Capital One , a bank and credit-card issuer, said on Thursday that fourth-quarter profit rose nearly 40%, but missed analysts' forecasts.

The company, based in McLean, Va., also forecast 2007 earnings well below analyst estimates, citing a difficult banking environment. The company's shares edged lower after the weaker-than-expected results.

Capital One said net income rose to $390.7 million, or $1.14 a share, from $280.3 million, or 97 cents a share, a year earlier. Analysts' expected Capital One to earn $1.24 a share, according to a consensus estimate compiled by Thomson Financial.

Total revenue was nearly $3.1 billion, up from $2.7 billion in the fourth quarter of 2005.

"We knew it would be a messy quarter and it is," said Chris Brendler, an analyst at Stifel Nicolaus in Baltimore. "The core Capital One credit card, auto lending and international businesses were weaker than I thought and key metrics like revenue growth look weaker."

Capital One's credit card operations in the United Kingdom continue to perform poorly, pulling net income in the global financial services segment down to $2.1 million in the fourth quarter, down from $7.1 million in the same quarter last year.

Banks have broadly suffered in recent quarters, after a protracted period of short term interest rates being close to long-term interest rates, crimping lending margins. Meanwhile, credit losses from consumer borrowers are edging higher. Credit losses and the interest rate environment squeeze Capital One on both the retail banking and credit card lending side.

These difficulties contributed to Capital One's profit outlook for 2007 of $7.40 to $7.80 a share, well below analysts' expecations of $8.11. That implies little growth or perhaps even a decline from 2006's full year level of $7.62 a share, despite its $13.2 billion acquisition of North Fork Bancorp in December.

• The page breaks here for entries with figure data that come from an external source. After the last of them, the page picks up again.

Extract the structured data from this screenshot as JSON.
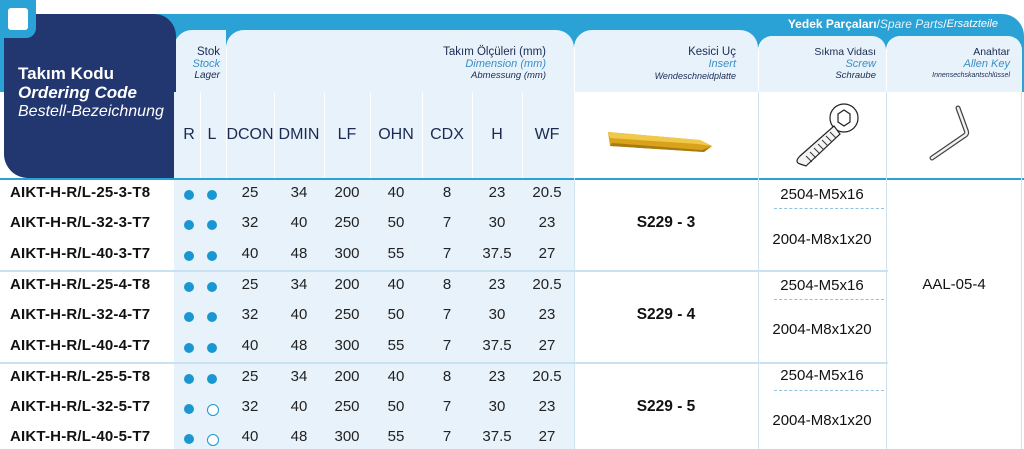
{
  "headers": {
    "code": {
      "tr": "Takım Kodu",
      "en": "Ordering Code",
      "de": "Bestell-Bezeichnung"
    },
    "stock": {
      "tr": "Stok",
      "en": "Stock",
      "de": "Lager"
    },
    "dimension": {
      "tr": "Takım Ölçüleri (mm)",
      "en": "Dimension (mm)",
      "de": "Abmessung (mm)"
    },
    "insert": {
      "tr": "Kesici Uç",
      "en": "Insert",
      "de": "Wendeschneidplatte"
    },
    "spare": {
      "tr": "Yedek Parçaları",
      "sep": " / ",
      "en": "Spare Parts",
      "sep2": " / ",
      "de": "Ersatzteile"
    },
    "screw": {
      "tr": "Sıkma Vidası",
      "en": "Screw",
      "de": "Schraube"
    },
    "key": {
      "tr": "Anahtar",
      "en": "Allen Key",
      "de": "Innensechskantschlüssel"
    }
  },
  "columns": {
    "r": "R",
    "l": "L",
    "dcon": "DCON",
    "dmin": "DMIN",
    "lf": "LF",
    "ohn": "OHN",
    "cdx": "CDX",
    "h": "H",
    "wf": "WF"
  },
  "rows": [
    {
      "code": "AIKT-H-R/L-25-3-T8",
      "r": "full",
      "l": "full",
      "dcon": "25",
      "dmin": "34",
      "lf": "200",
      "ohn": "40",
      "cdx": "8",
      "h": "23",
      "wf": "20.5"
    },
    {
      "code": "AIKT-H-R/L-32-3-T7",
      "r": "full",
      "l": "full",
      "dcon": "32",
      "dmin": "40",
      "lf": "250",
      "ohn": "50",
      "cdx": "7",
      "h": "30",
      "wf": "23"
    },
    {
      "code": "AIKT-H-R/L-40-3-T7",
      "r": "full",
      "l": "full",
      "dcon": "40",
      "dmin": "48",
      "lf": "300",
      "ohn": "55",
      "cdx": "7",
      "h": "37.5",
      "wf": "27"
    },
    {
      "code": "AIKT-H-R/L-25-4-T8",
      "r": "full",
      "l": "full",
      "dcon": "25",
      "dmin": "34",
      "lf": "200",
      "ohn": "40",
      "cdx": "8",
      "h": "23",
      "wf": "20.5"
    },
    {
      "code": "AIKT-H-R/L-32-4-T7",
      "r": "full",
      "l": "full",
      "dcon": "32",
      "dmin": "40",
      "lf": "250",
      "ohn": "50",
      "cdx": "7",
      "h": "30",
      "wf": "23"
    },
    {
      "code": "AIKT-H-R/L-40-4-T7",
      "r": "full",
      "l": "full",
      "dcon": "40",
      "dmin": "48",
      "lf": "300",
      "ohn": "55",
      "cdx": "7",
      "h": "37.5",
      "wf": "27"
    },
    {
      "code": "AIKT-H-R/L-25-5-T8",
      "r": "full",
      "l": "full",
      "dcon": "25",
      "dmin": "34",
      "lf": "200",
      "ohn": "40",
      "cdx": "8",
      "h": "23",
      "wf": "20.5"
    },
    {
      "code": "AIKT-H-R/L-32-5-T7",
      "r": "full",
      "l": "empty",
      "dcon": "32",
      "dmin": "40",
      "lf": "250",
      "ohn": "50",
      "cdx": "7",
      "h": "30",
      "wf": "23"
    },
    {
      "code": "AIKT-H-R/L-40-5-T7",
      "r": "full",
      "l": "empty",
      "dcon": "40",
      "dmin": "48",
      "lf": "300",
      "ohn": "55",
      "cdx": "7",
      "h": "37.5",
      "wf": "27"
    }
  ],
  "inserts": [
    "S229 - 3",
    "S229 - 4",
    "S229 - 5"
  ],
  "screws": [
    "2504-M5x16",
    "2004-M8x1x20",
    "2504-M5x16",
    "2004-M8x1x20",
    "2504-M5x16",
    "2004-M8x1x20"
  ],
  "key_value": "AAL-05-4",
  "colors": {
    "navy": "#22366f",
    "teal": "#2aa2d6",
    "light_blue": "#e7f2fa",
    "dot_blue": "#1a97d3",
    "insert_gold": "#d9a21a"
  },
  "icons": [
    "insert-image",
    "screw-image",
    "allen-key-image",
    "corner-tab-icon"
  ]
}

The outlook includes "expectations for a continued challenging interest rate environment and cyclical pressures in the mortgage industry," a return to a more normal level of credit losses in its unsecured national lending business, and the repurchase of $2.25 billion of the company's shares beginning in the second quarter, the company said in a statement.

Capital One, which at the outset of 2006 was known principally as a credit card lender, made two big acquisitions in the past year to become a bank, too.

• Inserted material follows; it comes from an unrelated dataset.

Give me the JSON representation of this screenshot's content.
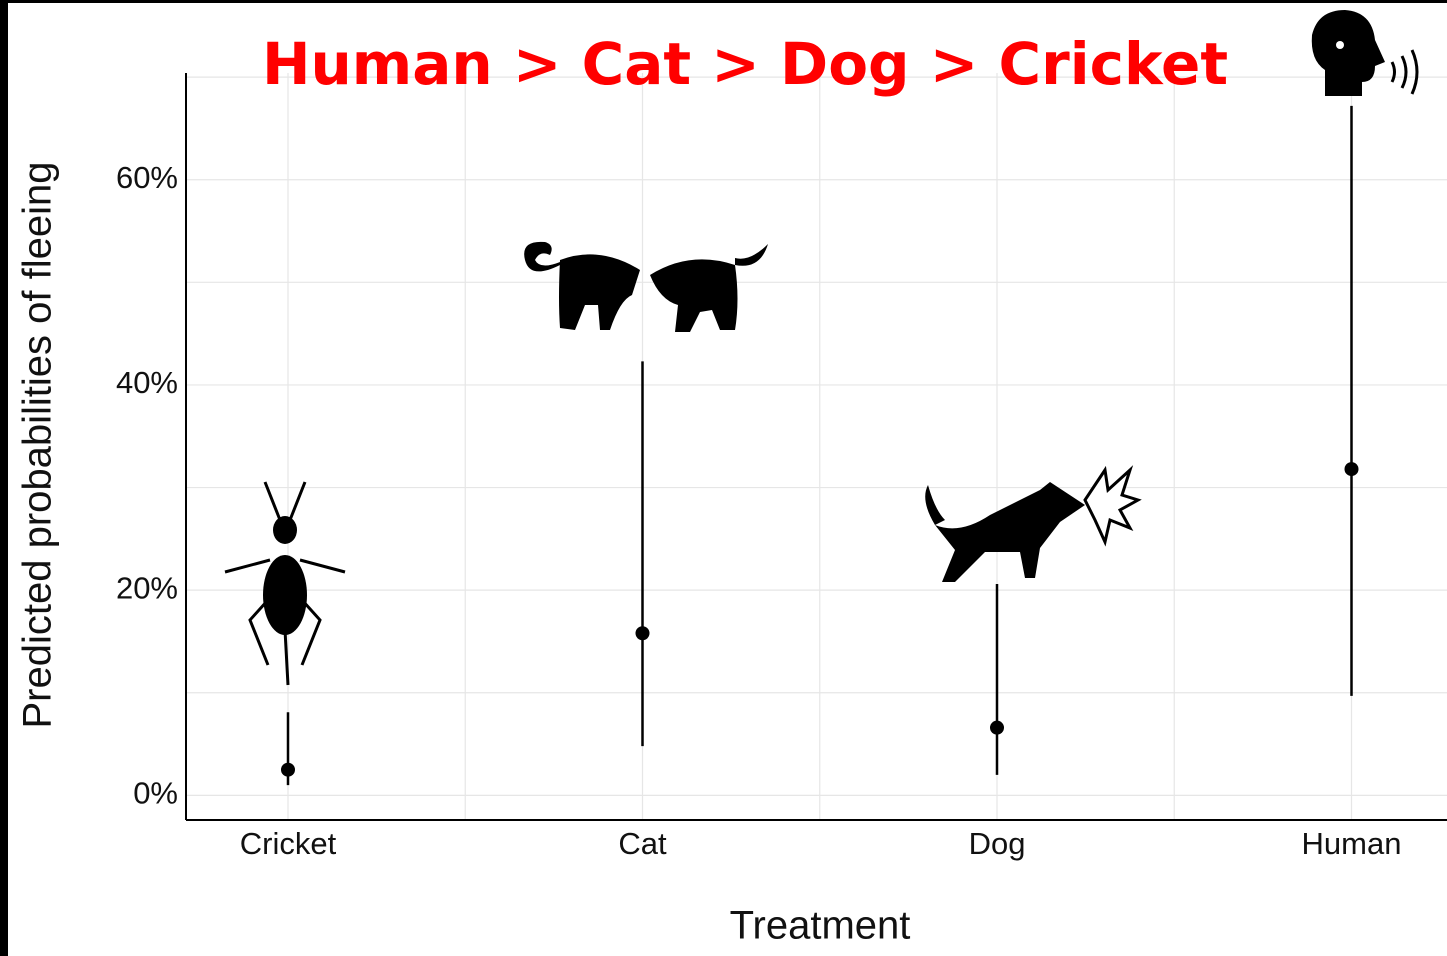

In addition to North Fork, which operates banks in New York, New Jersey and Connecticut, the company purchased the New Orleans-based Hibernia Corp., with 300 branches in Texas and Louisiana, for $4.9 billion, in November of 2005.

The deals, which make Capital One the 11th-biggest bank in the U.S. by deposits, drew a mixed response from Wall Street.

The stock was flat for the first half of the year, then plunged in the summer because of credit concerns, especially in the U.K. Investors are also worried about Capital One's ability to integrate its purchases of banks. Capital One's stock lost about 10% last year, while the Standard & Poor's 500 posted a 13.6% gain.